Try googling '12" deep microwave'. Here's one that came up that's actually 12 1/4" deep.
http://wize.com/microwave-ovens/p439070-general-electric-pem31dmww-800-watts

Mike Hawkins


----------



## Jacques

Remember though, it has to breath and if breaks will have to easily come back out.


----------



## firehawkmph

Ace, 
Any chance you can mix in a couple of 15" deep wall cabinets with your layout just to give you a little more depth to play with? My cabinets have a built in spot over the wall oven. It actually holds a full size microwave with about a 1/4" clearance all the way around. The side styles are fluted for some air flow. The m/w slides in and out with no problem. 
Mike Hawkins


----------



## user1007

12" deep microwave seems impractical to me for much but heating soup or coffee mugs?

Really sure you need one?


----------



## acerunner

Jacques said:


> Remember though, it has to breath and if breaks will have to easily come back out.


understood. I know true built-ins vent from the top. What I was planning was routing vent slots into the wood peice that i use to frame around it. The pocket the microwave fits into will have to be a few inches bigger than the microwave itself to allow for this venting.

As for easily removable, the microwave isn't moving anywhere (except when it breaks as you mention). The wood frame will simply screwed in, so if I need to get at it, I can just remove the frame. So it will be no more permanent than a standard built-in.


----------



## acerunner

firehawkmph said:


> Ace,
> Any chance you can mix in a couple of 15" deep wall cabinets with your layout just to give you a little more depth to play with? My cabinets have a built in spot over the wall oven. It actually holds a full size microwave with about a 1/4" clearance all the way around. The side styles are fluted for some air flow. The m/w slides in and out with no problem.
> Mike Hawkins


15" would definitely help in my situation. But I'm not sure if there is such a size available standard. May have to be fully custom.


----------



## acerunner

sdsester said:


> 12" deep microwave seems impractical to me for much but heating soup or coffee mugs?
> 
> Really sure you need one?


understood.
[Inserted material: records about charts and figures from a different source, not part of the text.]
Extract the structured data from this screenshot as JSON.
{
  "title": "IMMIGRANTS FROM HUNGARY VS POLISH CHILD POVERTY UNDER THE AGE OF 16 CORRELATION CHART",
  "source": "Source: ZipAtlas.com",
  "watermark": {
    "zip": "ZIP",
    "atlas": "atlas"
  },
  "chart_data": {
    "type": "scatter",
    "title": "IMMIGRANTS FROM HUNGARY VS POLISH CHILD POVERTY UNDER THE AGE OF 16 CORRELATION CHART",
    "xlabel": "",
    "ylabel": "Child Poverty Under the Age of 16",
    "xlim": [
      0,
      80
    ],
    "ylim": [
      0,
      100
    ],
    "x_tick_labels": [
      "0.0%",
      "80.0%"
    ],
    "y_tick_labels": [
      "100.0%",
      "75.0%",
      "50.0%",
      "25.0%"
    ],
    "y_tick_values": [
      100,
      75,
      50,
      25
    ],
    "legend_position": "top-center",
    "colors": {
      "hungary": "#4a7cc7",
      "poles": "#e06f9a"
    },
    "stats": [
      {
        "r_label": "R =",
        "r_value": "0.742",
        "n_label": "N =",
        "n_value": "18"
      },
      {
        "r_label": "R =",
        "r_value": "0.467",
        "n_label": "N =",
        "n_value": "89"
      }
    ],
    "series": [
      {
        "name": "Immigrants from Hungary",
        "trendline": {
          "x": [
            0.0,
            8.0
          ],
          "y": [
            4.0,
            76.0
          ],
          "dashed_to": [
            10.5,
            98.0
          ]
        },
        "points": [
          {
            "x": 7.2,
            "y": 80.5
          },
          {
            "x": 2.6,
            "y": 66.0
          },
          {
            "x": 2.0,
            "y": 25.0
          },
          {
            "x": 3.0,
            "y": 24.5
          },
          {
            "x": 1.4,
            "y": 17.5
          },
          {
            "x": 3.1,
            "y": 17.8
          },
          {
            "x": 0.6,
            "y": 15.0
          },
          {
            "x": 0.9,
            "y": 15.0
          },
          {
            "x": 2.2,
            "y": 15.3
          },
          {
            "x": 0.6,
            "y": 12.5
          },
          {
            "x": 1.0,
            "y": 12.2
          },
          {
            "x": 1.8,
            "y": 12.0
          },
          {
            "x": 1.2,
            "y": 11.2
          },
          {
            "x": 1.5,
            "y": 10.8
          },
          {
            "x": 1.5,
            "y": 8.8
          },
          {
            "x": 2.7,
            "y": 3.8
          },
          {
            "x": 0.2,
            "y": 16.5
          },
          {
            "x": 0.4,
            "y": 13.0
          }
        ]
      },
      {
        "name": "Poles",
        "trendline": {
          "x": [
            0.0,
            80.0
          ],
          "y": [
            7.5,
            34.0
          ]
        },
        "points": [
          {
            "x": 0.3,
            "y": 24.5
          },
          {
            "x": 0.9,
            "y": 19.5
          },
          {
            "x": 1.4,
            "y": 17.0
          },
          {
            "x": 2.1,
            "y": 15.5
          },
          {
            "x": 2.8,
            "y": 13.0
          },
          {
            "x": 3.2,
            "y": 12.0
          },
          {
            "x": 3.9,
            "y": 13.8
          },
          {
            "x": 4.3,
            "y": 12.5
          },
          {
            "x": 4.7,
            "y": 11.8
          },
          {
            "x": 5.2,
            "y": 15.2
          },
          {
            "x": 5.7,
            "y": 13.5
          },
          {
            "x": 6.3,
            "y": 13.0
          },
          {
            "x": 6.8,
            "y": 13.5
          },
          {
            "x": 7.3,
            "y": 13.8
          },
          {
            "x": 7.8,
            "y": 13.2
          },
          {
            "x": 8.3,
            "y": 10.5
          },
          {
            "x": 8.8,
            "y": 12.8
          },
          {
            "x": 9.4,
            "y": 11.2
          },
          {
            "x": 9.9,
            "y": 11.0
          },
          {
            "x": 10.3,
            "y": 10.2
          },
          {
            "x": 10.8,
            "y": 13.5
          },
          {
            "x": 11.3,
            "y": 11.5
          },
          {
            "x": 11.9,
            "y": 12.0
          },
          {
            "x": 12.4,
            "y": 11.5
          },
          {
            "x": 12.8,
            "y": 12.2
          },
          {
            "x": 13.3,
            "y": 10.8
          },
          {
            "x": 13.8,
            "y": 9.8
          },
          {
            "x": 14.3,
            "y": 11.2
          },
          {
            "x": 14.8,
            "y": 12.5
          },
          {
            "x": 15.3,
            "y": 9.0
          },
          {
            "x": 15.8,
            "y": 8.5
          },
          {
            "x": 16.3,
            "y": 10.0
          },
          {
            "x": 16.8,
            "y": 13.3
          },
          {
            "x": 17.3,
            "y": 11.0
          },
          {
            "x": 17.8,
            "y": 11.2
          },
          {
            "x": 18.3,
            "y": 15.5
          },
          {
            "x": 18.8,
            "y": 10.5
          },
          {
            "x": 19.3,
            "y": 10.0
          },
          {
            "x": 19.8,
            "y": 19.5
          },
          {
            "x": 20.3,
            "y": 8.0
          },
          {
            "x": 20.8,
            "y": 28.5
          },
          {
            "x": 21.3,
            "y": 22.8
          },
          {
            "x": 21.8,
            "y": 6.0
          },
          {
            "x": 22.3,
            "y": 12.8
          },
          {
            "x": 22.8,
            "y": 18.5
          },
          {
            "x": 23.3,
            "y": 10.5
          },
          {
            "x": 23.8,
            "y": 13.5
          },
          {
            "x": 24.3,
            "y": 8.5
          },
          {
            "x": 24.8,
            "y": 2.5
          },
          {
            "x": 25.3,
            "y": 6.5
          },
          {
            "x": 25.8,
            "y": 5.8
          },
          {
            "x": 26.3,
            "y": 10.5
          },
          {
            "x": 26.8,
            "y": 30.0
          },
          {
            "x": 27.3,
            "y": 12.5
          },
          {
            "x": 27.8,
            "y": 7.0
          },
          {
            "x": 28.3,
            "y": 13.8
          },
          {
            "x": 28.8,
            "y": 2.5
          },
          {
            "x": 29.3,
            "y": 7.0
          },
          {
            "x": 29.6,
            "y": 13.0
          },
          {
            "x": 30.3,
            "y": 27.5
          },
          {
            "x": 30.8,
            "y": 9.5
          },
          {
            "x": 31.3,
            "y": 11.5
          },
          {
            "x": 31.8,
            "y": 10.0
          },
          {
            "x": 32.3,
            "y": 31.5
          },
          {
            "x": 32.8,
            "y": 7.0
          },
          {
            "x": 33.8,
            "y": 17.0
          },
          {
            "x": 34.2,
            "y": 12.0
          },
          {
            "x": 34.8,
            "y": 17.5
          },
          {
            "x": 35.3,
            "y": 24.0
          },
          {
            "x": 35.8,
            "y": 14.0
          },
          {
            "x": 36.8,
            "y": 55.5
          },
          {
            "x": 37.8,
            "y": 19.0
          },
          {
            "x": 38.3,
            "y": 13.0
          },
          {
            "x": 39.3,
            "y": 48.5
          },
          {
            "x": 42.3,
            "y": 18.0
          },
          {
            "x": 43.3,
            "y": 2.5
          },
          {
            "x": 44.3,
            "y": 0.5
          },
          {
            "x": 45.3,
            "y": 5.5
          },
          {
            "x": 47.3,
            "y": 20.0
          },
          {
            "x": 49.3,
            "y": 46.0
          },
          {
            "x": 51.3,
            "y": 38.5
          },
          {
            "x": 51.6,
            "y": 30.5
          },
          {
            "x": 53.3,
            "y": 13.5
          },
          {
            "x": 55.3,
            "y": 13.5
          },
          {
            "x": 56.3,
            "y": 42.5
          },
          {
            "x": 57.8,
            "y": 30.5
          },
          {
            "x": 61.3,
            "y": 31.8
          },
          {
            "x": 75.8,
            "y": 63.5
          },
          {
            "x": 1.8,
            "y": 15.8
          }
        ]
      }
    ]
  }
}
All the 12" depth ones I've seen are also very shallow in the inside Something like a 0.5 cuft microwave. which is why i've come here for other ideas. 
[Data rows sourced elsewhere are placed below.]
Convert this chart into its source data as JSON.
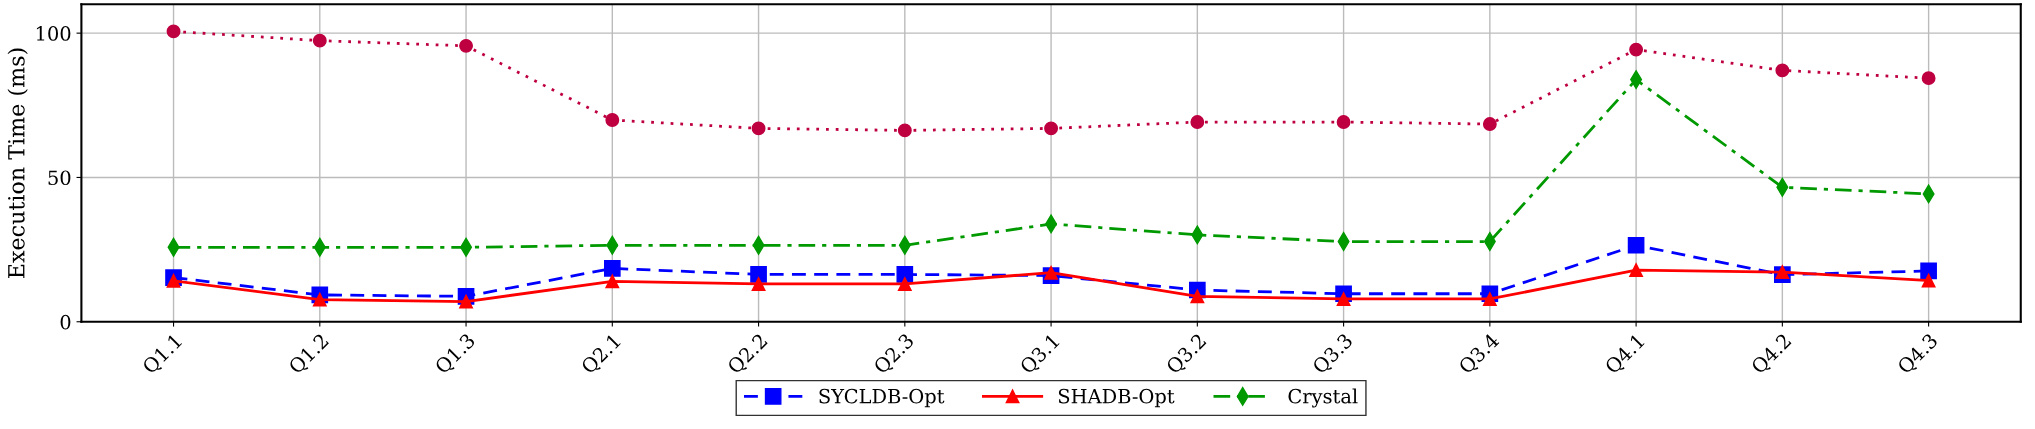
{
  "chart_data": {
    "type": "line",
    "ylabel": "Execution Time (ms)",
    "categories": [
      "Q1.1",
      "Q1.2",
      "Q1.3",
      "Q2.1",
      "Q2.2",
      "Q2.3",
      "Q3.1",
      "Q3.2",
      "Q3.3",
      "Q3.4",
      "Q4.1",
      "Q4.2",
      "Q4.3"
    ],
    "series": [
      {
        "name": "SYCLDB-Opt",
        "color": "#0000ff",
        "marker": "square",
        "line_style": "dashed",
        "values": [
          15.3,
          9.3,
          8.8,
          18.5,
          16.4,
          16.4,
          16,
          11,
          9.7,
          9.7,
          26.5,
          16.3,
          17.6
        ]
      },
      {
        "name": "SHADB-Opt",
        "color": "#ff0000",
        "marker": "triangle",
        "line_style": "solid",
        "values": [
          14.2,
          7.7,
          7,
          14,
          13.1,
          13.1,
          17,
          8.8,
          7.9,
          7.9,
          17.9,
          17.2,
          14.3
        ]
      },
      {
        "name": "Crystal",
        "color": "#009900",
        "marker": "diamond",
        "line_style": "dashdot",
        "values": [
          25.8,
          25.8,
          25.8,
          26.5,
          26.5,
          26.5,
          33.9,
          30.1,
          27.8,
          27.8,
          83.9,
          46.6,
          44.3
        ]
      },
      {
        "color": "#bf0040",
        "marker": "circle",
        "line_style": "dotted",
        "values": [
          100.6,
          97.4,
          95.6,
          69.9,
          67,
          66.3,
          67,
          69.2,
          69.2,
          68.5,
          94.3,
          87.1,
          84.4
        ]
      }
    ],
    "ylim": [
      0,
      110
    ],
    "yticks": [
      0,
      50,
      100
    ],
    "grid": true,
    "legend": "bottom"
  }
}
The one firehawkmph linked actually might work out ok, at 12.28" deep, 1.0cuft, 11.3" turn table (this is the critical measurement.


----------



## user1007

acerunner said:


> understood. All the 12" depth ones I've seen are also very shallow in the inside Something like a 0.5 cuft microwave. which is why i've come here for other ideas.
> 
> The one firehawkmph linked actually might work out ok, at 12.28" deep, 1.0cuft, 11.3" turn table (this is the critical measurement.
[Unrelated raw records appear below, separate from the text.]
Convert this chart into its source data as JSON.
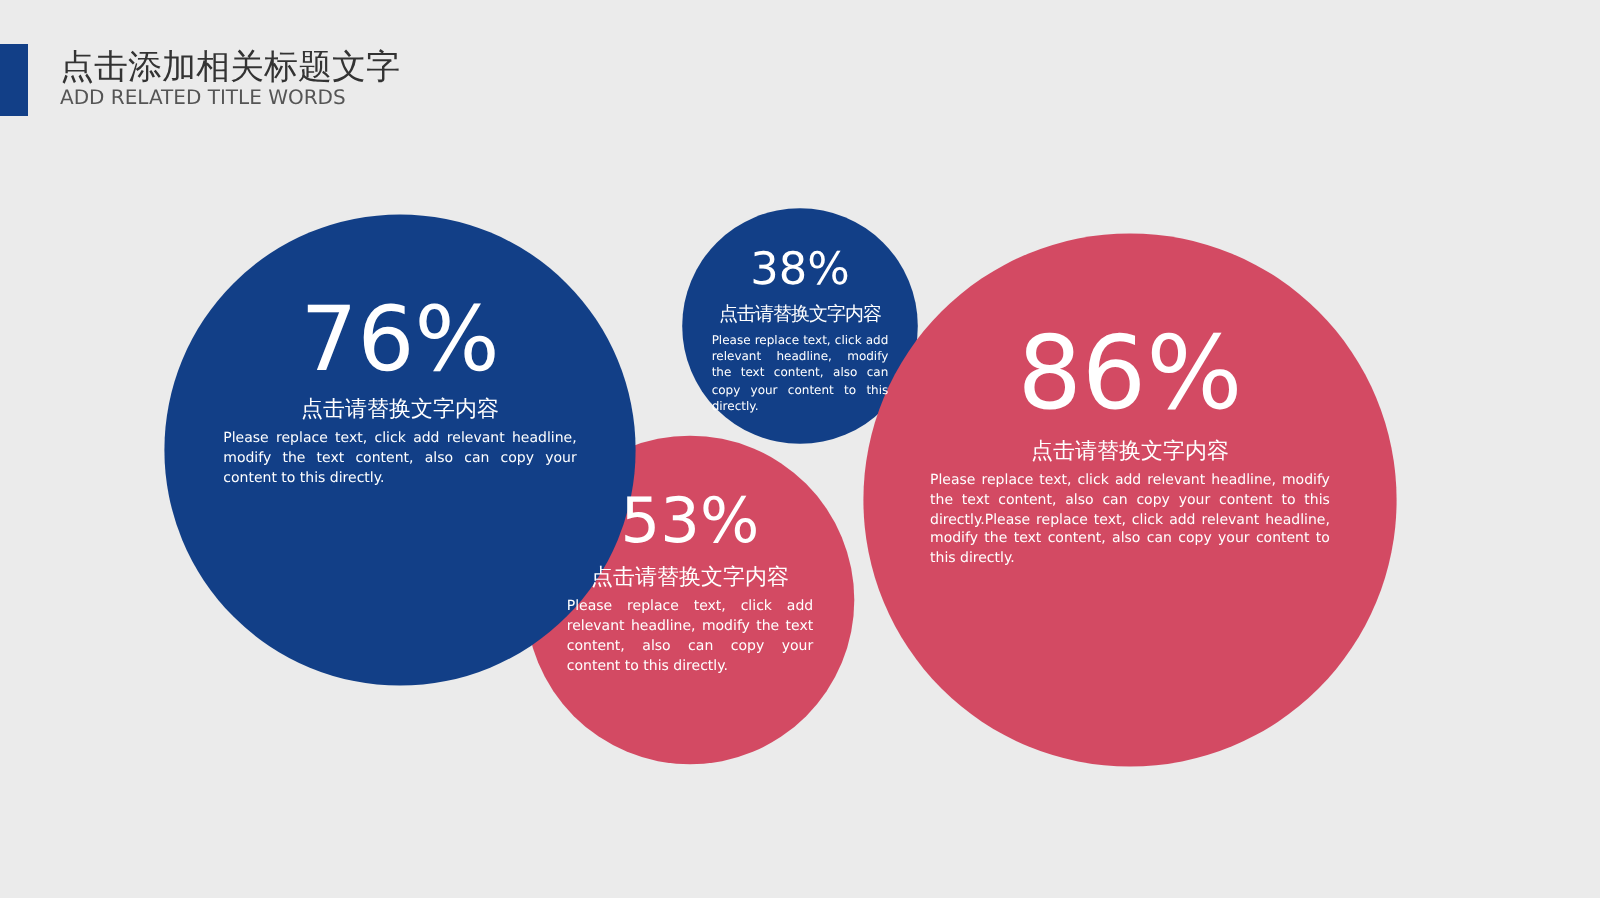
{
  "chart_data": {
    "type": "other",
    "title": "点击添加相关标题文字",
    "subtitle": "ADD RELATED TITLE WORDS",
    "categories": [
      "点击请替换文字内容",
      "点击请替换文字内容",
      "点击请替换文字内容",
      "点击请替换文字内容"
    ],
    "values": [
      76,
      38,
      53,
      86
    ],
    "value_labels": [
      "76%",
      "38%",
      "53%",
      "86%"
    ],
    "colors": [
      "#123f87",
      "#123f87",
      "#d34a63",
      "#d34a63"
    ],
    "annotations": [
      "Please replace text, click add relevant headline, modify the text content, also can copy your content to this directly.",
      "Please replace text, click add relevant headline, modify the text content, also can copy your content to this directly.",
      "Please replace text, click add relevant headline, modify the text content, also can copy your content to this directly.",
      "Please replace text, click add relevant headline, modify the text content, also can copy your content to this directly.Please replace text, click add relevant headline, modify the text content, also can copy your content to this directly."
    ],
    "legend": false
  }
}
Not shared is that you need vent space for the thing if you can going to hope to hide it in a cabinet. Or you will burn it up in near seconds. And the plug for it is going to be at least an inch long? Which brings you to the suggestion of at least a 15" cabinet depth? 

In the restaurant industry they are know as Salamanders. They are small and sit handy so when some fool comes in and claims is $20 piece of fillet mignon is not done well, or his salmon does not taste like sawdust? The order gets 500 degrees, the plate is redone, and hopefully the customer is happy. You might be able to chat with a restaurant place about one of these to fit into 12" inches but you couldn't own one with the BTUs without substantial improvements to your residential kitchen fireproofing. 

Learn to live without a microwave. I can cook anything, better tasting in the same time. Of course they are nice for heating up oversalted and over fatted convenience meals. And they do work well for popcorn. 

The oven you have in mind is not going to allow most frozen meal platters to spin around. Or even popcorn bags for that matter.


----------



## firehawkmph

acerunner said:


> 15" would definitely help in my situation. But I'm not sure if there is such a size available standard. May have to be fully custom.


 Check with your cabinet supplier. I know kraftmaid has made them available and I imagine other cabinet companies that offer a pretty good variety should have them. 
Mike Hawkins


----------